There's a moment where we're playing as Ellie as she's shoving a knife into Abby's chest, and we're supposed to hammer a button to feel a sense of panicked adrenaline, yet I didn't want her to do this. Of course I did it anyway, as I wanted to see how the story played out, but internally I felt far more conflicted than I would have thought possible a dozen hours earlier... when I was hell bent on finding her and killing her. This destabilization between player motive and character motive could be seen as a flaw, but I thought it was a masterstroke. For dozens of hours, the game had been telling me how to feel, and now here I was, a hair's breadth away from slaying my former mortal enemy, and I felt... not angry. Flustered? Confused? Insane? No other game has made me feel as unmoored as this climax. What a wonderful, audacious surprise from such an expensive blockbuster!
I've heard some people criticize Naughty Dog games for not offering players any agency in how their storylines end, but I feel like giving players a say in this would feel like wish fulfillment, when what the game is interested in is making players wrestle with not getting their way. By the end Joel is dead, Ellie has murdered a frankly cartoonish amount of people and abandoned her family in the process, and Abby is an exiled outcast whose friends were all killed. Each character has violently wronged another and taken many lives out of anger, not self defense. We should hate this miserable lot, but we don't. We see their humanity and still care for this cast as we've spent so long in their shoes.
In addition to its plot twists, chronology, and subversion of the player's allegiances, The Last of Us: Part 2 remains an uncharacteristically risky blockbuster through its daring, understated inclusivity. Who could have predicted a decade ago that 2020's most anticipated blockbuster would star a teenage lesbian (with a Jewish partner no less)? And yet Ellie's sexuality -- or that of her pregnant, bisexual partner -- is never an issue.
A similarly respectful treatment is given to Abby's newfound pre-teen companion, Lev, a trans boy. The character is introduced male, and the revelation that he's trans isn't presented as a shocking reveal, but rather a minor detail when a foe shouts out his deadname. The Last of Us: Part 2 doesn't pretend that homophobia and transphobia don't exist -- as Lev's ostracization from his tribe is predicated on his gender identity -- but it doesn't dwell on these topics in an overly preachy way. It understands that the fungal zombie post-apocalypse affects everybody, and everybody means everybody, not just those typically showcased in mainstream media.

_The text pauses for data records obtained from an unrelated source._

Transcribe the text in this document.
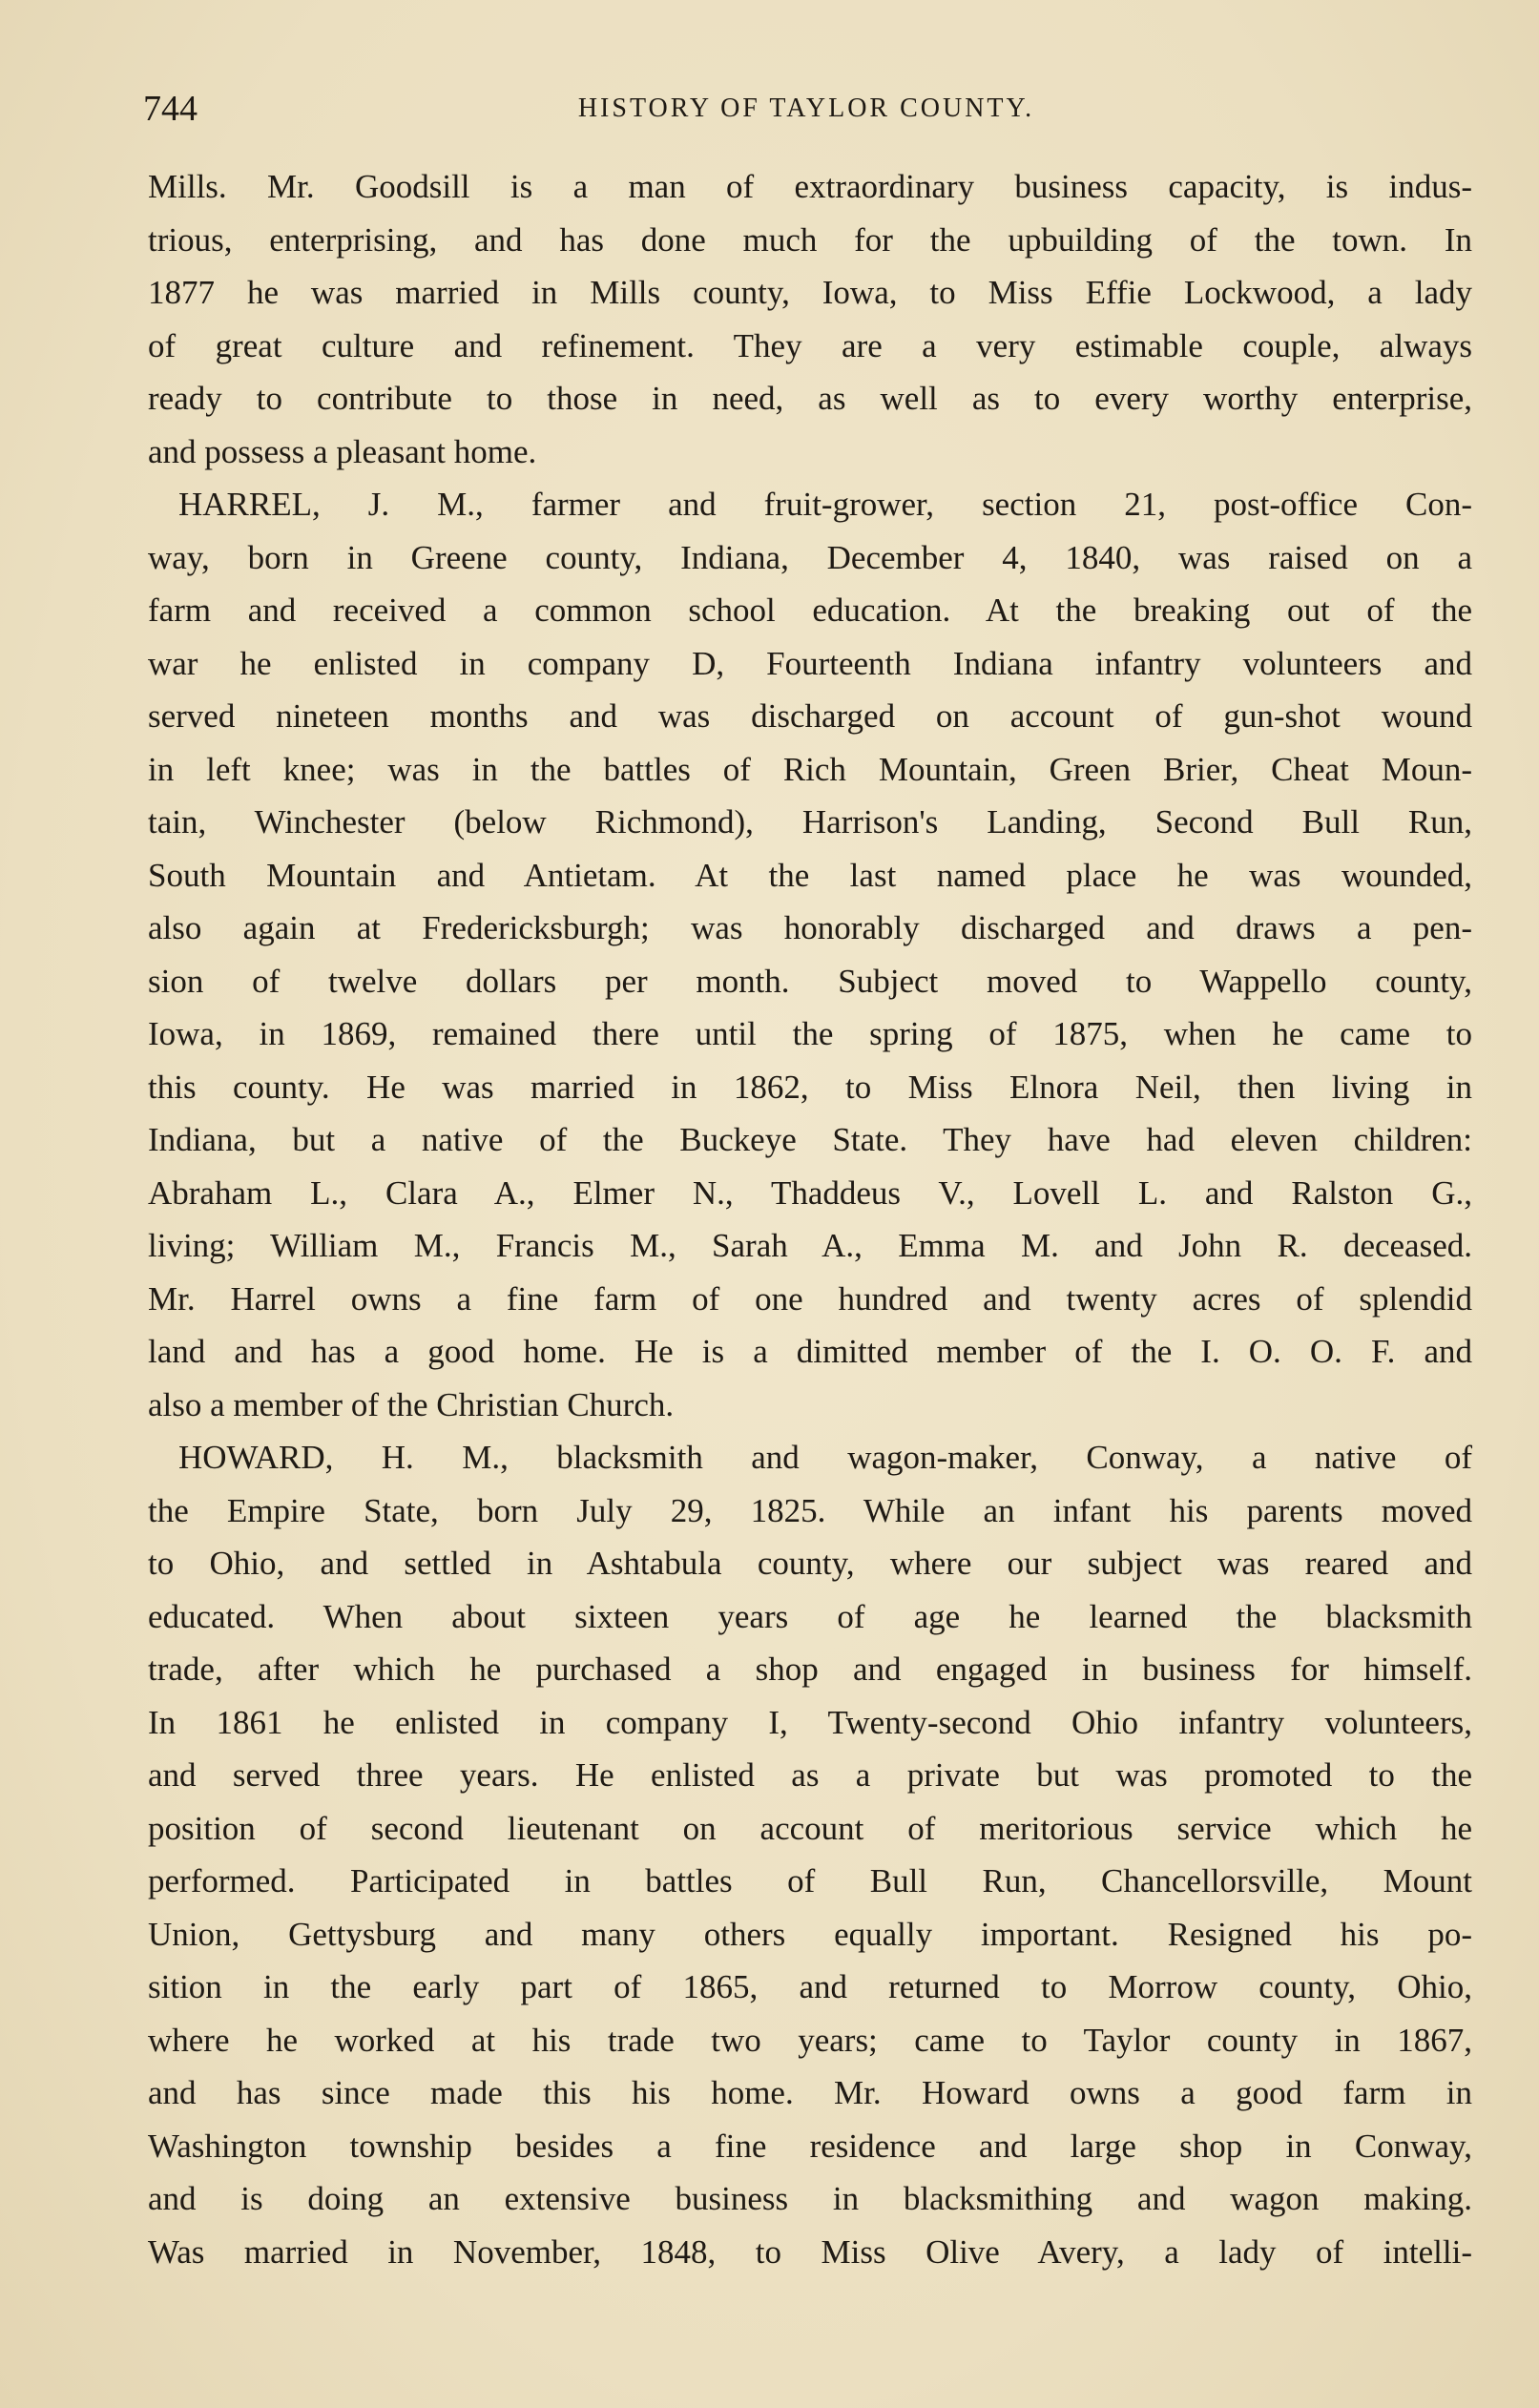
744	HISTORY OF TAYLOR COUNTY.
Mills. Mr. Goodsill is a man of extraordinary business capacity, is indus-
trious, enterprising, and has done much for the upbuilding of the town. In
1877 he was married in Mills county, Iowa, to Miss Effie Lockwood, a lady
of great culture and refinement. They are a very estimable couple, always
ready to contribute to those in need, as well as to every worthy enterprise,
and possess a pleasant home.
HARREL, J. M., farmer and fruit-grower, section 21, post-office Con-
way, born in Greene county, Indiana, December 4, 1840, was raised on a
farm and received a common school education. At the breaking out of the
war he enlisted in company D, Fourteenth Indiana infantry volunteers and
served nineteen months and was discharged on account of gun-shot wound
in left knee; was in the battles of Rich Mountain, Green Brier, Cheat Moun-
tain, Winchester (below Richmond), Harrison's Landing, Second Bull Run,
South Mountain and Antietam. At the last named place he was wounded,
also again at Fredericksburgh; was honorably discharged and draws a pen-
sion of twelve dollars per month. Subject moved to Wappello county,
Iowa, in 1869, remained there until the spring of 1875, when he came to
this county. He was married in 1862, to Miss Elnora Neil, then living in
Indiana, but a native of the Buckeye State. They have had eleven children:
Abraham L., Clara A., Elmer N., Thaddeus V., Lovell L. and Ralston G.,
living; William M., Francis M., Sarah A., Emma M. and John R. deceased.
Mr. Harrel owns a fine farm of one hundred and twenty acres of splendid
land and has a good home. He is a dimitted member of the I. O. O. F. and
also a member of the Christian Church.
HOWARD, H. M., blacksmith and wagon-maker, Conway, a native of
the Empire State, born July 29, 1825. While an infant his parents moved
to Ohio, and settled in Ashtabula county, where our subject was reared and
educated. When about sixteen years of age he learned the blacksmith
trade, after which he purchased a shop and engaged in business for himself.
In 1861 he enlisted in company I, Twenty-second Ohio infantry volunteers,
and served three years. He enlisted as a private but was promoted to the
position of second lieutenant on account of meritorious service which he
performed. Participated in battles of Bull Run, Chancellorsville, Mount
Union, Gettysburg and many others equally important. Resigned his po-
sition in the early part of 1865, and returned to Morrow county, Ohio,
where he worked at his trade two years; came to Taylor county in 1867,
and has since made this his home. Mr. Howard owns a good farm in
Washington township besides a fine residence and large shop in Conway,
and is doing an extensive business in blacksmithing and wagon making.
Was married in November, 1848, to Miss Olive Avery, a lady of intelli-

In many ways The Last of Us: Part 2 is among the most brutal, nihilistic games ever conceived. It's graphic, violent and angry. But it also finds grace in each one of its characters, expertly expressing how complex, nuanced, and capable of good everyone can be given the right circumstances. By explicitly not giving us what we'd want from a sequel, The Last of Us: Part 2 makes us wrestle with the power of stories in the first place, and how easy it is for them to shape our understanding of who to love, who to hate, and what's worth killing over. It's a game that expertly manipulates our emotions to explore our ugliest instincts, only to show that we're capable of being more than that.